Eine Affäre? Nein. Ihr Lachen war sanft, doch ein Hauch von Traurigkeit lag darin. Es geht um mich, nicht darum, dich zu verlassen.
Ihre Worte trafen mich wie ein Balsam und zugleich wie ein Schlag. Ich hatte mich so sehr in meinen eigenen Unsicherheiten verfangen, dass ich vergessen hatte, wer Katrin wirklich war: eine Frau, die mich auch nach dreißig Jahren noch überraschen kann.
Ich dachte, du entfernst dich, gestand ich, meine Stimme rau.
Ihre Hand fand meine, warm und vertraut. Ich gehe nirgends hin, sagte sie. Aber ich brauche, dass du verstehst, dass das für mich ist. Und ich brauche deine Unterstützung.
Ich nickte, das Knotengefühl in meiner Brust ließ nach. Ich bin dabei.

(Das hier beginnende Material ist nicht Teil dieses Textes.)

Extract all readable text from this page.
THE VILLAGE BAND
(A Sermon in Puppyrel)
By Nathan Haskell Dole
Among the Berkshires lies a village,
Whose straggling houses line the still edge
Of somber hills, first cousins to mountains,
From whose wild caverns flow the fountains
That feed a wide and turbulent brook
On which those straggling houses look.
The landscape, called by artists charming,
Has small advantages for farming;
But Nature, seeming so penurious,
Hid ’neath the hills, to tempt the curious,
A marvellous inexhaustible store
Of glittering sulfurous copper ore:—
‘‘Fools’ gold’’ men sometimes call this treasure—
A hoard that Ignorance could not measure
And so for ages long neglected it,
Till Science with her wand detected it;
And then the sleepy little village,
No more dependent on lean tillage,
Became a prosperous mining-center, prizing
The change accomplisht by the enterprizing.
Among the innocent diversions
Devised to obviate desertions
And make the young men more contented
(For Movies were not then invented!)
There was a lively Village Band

Der Weg nach Hause fühlte sich leichter an. Katrins Verwandlung war nicht nur ein äußeres Ändern, sondern ein Statement.
Und während wir die Straße entlanggingen, wurde mir klar: Ihr Wachstum bedrohte unsere Liebe nicht es vertiefte sie nur.
Hand in Hand traten wir ein, die Zukunft schien so hell und überraschend wie Katrin selbst.